Marshmallow provides vitamins and proteins for your hair. When used in haircare, marshmallow will leave strands shiny, soft, and flexible. It will add body by increasing strand thickness and promoting growth. The emollient properties can reduce damage to hair. If you suffer from dandruff or an itchy scalp, look for marshmallow in your hair care products. 

Skin Care

Marshmallow doesn’t stop at soothing the inner linings of your body. She’s happy to soothe the outer lining of your body too. Used in a salve, or as a poultice marshmallows anti-inflammatory nature heals bruises, wounds, burns, boils, and dermatitis. As an emollient she likes to ease eczema, psoriasis, and dry skin.

A Little Hoodoo For Ya

Shockingly, marshmallow is said to be a feminine plant, ruled by the water element and the moon. In folklore Marshmallow was used as a funerary herb. It was associated with death and rebirth. People used to plant marshmallow by gravesites to honor those that had passed. Some traditions still use marshmallow in ancestry work. 

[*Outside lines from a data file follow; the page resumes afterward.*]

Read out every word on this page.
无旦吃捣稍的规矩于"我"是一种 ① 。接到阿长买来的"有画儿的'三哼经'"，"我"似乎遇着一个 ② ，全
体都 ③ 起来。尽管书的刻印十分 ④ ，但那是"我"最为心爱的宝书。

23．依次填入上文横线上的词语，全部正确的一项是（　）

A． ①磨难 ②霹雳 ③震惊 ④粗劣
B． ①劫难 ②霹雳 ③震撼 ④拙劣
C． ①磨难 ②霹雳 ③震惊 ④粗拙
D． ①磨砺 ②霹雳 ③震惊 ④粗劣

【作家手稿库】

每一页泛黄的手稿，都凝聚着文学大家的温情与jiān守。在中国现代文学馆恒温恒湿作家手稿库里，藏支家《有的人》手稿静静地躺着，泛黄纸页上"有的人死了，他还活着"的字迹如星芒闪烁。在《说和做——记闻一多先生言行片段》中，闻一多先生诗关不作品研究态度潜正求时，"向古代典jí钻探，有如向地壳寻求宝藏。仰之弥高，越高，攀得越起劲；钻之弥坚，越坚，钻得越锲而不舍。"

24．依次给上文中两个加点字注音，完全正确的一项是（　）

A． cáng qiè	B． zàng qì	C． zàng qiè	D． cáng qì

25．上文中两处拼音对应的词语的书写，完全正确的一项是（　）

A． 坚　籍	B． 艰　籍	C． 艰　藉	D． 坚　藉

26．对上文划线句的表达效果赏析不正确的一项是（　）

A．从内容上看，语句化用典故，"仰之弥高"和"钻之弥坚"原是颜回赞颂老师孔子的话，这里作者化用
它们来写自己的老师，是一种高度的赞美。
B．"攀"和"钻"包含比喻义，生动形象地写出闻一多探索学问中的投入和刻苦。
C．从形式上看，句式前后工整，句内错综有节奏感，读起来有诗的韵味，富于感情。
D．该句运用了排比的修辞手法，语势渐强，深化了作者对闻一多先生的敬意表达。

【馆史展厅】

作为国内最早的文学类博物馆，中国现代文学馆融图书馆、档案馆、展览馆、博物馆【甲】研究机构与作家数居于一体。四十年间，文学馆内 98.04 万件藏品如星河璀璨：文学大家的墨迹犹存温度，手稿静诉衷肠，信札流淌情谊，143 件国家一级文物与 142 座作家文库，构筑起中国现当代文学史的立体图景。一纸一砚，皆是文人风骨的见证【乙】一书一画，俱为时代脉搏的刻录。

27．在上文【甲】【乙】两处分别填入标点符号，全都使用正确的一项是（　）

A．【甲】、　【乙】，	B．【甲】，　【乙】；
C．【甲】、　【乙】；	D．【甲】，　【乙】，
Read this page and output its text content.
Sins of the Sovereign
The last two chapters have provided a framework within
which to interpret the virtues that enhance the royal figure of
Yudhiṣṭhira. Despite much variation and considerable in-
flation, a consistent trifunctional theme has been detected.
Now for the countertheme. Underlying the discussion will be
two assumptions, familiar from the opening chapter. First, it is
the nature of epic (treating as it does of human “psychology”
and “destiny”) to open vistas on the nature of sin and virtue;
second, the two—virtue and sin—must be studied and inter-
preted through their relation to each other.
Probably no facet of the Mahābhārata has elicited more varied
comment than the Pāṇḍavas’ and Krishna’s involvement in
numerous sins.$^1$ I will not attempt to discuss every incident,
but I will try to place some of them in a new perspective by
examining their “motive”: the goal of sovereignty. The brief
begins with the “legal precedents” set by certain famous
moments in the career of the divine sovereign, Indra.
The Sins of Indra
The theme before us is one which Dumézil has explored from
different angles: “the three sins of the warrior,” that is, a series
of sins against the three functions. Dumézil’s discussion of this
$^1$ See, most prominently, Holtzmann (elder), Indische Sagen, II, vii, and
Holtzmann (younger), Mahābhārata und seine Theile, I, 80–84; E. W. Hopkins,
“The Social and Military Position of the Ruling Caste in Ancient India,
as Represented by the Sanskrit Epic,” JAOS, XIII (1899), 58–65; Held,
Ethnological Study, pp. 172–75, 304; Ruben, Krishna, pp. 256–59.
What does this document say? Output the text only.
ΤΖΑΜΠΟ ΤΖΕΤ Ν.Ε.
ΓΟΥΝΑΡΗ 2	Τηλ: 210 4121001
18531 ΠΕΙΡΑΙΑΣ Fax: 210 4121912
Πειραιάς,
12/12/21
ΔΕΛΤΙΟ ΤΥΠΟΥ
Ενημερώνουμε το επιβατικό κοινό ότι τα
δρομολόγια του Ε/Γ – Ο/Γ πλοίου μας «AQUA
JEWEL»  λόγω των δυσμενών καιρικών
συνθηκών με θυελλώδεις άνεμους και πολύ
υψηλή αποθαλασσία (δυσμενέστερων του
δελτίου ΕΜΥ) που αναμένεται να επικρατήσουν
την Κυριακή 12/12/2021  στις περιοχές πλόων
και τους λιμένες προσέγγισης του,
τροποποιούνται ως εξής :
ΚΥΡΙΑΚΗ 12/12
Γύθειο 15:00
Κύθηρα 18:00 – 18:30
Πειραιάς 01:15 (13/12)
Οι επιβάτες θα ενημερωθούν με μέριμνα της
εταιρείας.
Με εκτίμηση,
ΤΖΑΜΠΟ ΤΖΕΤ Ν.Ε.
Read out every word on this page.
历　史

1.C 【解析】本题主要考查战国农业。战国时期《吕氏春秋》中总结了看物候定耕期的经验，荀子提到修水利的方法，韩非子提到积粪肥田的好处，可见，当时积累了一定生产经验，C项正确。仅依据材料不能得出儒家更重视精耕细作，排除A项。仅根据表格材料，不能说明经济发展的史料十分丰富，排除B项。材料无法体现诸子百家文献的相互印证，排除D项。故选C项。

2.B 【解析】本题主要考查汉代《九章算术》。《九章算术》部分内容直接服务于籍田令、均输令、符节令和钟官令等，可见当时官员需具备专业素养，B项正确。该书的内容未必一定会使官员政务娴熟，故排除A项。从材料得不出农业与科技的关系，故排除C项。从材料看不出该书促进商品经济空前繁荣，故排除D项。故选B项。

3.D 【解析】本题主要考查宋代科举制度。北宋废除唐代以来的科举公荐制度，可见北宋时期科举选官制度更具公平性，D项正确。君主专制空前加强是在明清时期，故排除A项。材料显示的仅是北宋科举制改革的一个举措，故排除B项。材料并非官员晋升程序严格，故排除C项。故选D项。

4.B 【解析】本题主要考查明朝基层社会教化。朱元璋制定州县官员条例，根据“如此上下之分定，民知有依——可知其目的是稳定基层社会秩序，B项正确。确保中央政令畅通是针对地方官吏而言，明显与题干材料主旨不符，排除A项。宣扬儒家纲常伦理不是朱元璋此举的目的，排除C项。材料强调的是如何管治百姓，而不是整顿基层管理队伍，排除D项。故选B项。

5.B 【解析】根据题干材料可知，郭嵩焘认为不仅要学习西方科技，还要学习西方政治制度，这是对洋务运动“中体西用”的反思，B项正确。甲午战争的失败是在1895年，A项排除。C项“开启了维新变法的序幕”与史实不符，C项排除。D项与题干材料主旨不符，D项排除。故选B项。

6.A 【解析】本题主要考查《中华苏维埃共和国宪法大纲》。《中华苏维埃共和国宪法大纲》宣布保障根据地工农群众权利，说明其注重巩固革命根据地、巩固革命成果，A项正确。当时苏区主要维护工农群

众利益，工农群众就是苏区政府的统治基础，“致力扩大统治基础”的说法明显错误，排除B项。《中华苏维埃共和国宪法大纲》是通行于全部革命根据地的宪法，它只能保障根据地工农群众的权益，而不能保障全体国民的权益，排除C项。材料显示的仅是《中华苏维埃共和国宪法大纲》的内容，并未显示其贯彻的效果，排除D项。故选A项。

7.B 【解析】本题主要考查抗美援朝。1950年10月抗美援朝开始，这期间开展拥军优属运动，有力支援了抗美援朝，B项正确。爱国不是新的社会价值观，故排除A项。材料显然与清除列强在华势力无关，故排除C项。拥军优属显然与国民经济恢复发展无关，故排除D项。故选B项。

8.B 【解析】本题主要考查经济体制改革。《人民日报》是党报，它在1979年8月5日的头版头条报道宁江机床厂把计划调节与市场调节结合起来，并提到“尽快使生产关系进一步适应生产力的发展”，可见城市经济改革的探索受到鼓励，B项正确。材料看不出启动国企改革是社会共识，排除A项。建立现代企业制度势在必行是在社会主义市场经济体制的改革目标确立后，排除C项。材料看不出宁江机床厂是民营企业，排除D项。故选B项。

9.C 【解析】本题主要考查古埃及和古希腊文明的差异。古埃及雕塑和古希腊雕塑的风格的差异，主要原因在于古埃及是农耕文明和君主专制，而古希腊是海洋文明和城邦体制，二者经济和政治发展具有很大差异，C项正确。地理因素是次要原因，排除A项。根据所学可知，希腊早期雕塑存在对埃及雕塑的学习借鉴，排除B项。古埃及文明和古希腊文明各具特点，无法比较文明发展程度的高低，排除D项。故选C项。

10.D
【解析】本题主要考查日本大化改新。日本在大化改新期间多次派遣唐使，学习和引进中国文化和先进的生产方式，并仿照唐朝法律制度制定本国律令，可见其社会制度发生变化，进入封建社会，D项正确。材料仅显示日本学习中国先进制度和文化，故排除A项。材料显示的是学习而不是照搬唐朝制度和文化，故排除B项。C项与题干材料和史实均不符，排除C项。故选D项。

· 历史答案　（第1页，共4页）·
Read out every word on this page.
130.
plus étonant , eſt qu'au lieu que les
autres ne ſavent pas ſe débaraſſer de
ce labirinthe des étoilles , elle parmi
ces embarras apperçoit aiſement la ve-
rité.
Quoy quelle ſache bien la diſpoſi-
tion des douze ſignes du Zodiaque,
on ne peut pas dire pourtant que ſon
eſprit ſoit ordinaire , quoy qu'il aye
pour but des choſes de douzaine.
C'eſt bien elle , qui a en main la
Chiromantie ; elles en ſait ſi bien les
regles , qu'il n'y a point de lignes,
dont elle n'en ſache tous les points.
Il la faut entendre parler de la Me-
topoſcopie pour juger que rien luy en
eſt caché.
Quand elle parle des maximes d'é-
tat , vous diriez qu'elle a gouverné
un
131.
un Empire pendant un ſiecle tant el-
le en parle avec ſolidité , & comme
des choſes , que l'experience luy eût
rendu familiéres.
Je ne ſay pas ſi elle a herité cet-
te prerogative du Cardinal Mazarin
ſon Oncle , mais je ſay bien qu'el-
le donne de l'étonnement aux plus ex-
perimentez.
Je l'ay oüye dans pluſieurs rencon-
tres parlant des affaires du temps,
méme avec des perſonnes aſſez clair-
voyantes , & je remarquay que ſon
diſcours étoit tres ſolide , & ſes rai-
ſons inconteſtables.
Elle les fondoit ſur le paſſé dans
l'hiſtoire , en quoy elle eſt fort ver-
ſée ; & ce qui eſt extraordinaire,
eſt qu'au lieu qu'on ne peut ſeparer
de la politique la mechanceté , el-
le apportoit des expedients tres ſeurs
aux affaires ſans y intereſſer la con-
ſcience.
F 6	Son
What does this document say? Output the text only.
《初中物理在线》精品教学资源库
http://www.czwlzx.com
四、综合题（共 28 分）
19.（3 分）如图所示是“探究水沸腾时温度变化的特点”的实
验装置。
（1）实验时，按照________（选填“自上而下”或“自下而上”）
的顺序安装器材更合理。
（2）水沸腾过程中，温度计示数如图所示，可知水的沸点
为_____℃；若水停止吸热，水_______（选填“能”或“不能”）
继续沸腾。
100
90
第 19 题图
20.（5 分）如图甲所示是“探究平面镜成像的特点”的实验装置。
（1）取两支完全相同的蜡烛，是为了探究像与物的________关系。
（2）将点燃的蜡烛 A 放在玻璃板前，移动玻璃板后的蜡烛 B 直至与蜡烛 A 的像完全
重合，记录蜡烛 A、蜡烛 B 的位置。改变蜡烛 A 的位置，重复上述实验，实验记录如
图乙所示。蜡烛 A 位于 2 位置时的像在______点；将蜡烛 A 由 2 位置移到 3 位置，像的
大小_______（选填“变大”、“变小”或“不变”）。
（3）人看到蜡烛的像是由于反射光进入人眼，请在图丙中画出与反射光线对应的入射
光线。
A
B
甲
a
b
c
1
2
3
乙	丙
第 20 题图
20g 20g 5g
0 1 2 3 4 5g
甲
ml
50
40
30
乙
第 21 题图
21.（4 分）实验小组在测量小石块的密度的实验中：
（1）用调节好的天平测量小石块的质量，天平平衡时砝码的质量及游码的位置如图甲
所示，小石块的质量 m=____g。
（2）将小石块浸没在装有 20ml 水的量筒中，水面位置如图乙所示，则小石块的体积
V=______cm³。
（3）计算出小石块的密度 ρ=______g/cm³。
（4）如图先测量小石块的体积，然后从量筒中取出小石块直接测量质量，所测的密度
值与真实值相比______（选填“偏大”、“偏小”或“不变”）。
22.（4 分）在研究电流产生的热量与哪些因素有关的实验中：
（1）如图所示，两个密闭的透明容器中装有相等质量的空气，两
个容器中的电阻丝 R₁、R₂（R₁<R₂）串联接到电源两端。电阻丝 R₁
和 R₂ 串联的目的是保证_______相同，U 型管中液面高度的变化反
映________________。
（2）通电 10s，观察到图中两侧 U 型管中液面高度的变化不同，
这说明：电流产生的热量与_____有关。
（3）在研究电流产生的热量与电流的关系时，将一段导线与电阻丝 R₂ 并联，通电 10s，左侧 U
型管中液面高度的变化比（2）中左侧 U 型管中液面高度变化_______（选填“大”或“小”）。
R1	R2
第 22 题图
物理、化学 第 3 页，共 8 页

It was also a popular ingredient in love and fertility potions. It was said that if you put a bunch of marshmallow in your window it will bring a straying partner home. I say skip the marshmallow and find a better partner, but to each their own. Marshmallow is also a cleansing herb for the body and spirit. It can be burnt in the same manner as sage or thyme to cleanse a space.

Growing Season

Fall is the season to harvest any type of root. The plants are past flowering and are starting to put their energy back into the ground. 

Early fall is the best time to sew marshmallow seeds. The seeds like to spend a few months in the cold before they start to sprout. Fall is also the season to harvest the roots once the plants are over two years old. You can sew the seeds in the spring, but they may have to be refrigerated first. Once summer rolls around she will put on quite the show with her beautiful blooms.

Precautions and Contraindications

Marshmallow is generally safe and has little to no known adverse effects. She can, however, interfere with the absorption of other drugs or herbs due to her coating nature. Wait about an hour after you take medications to partake of marshmallows magic.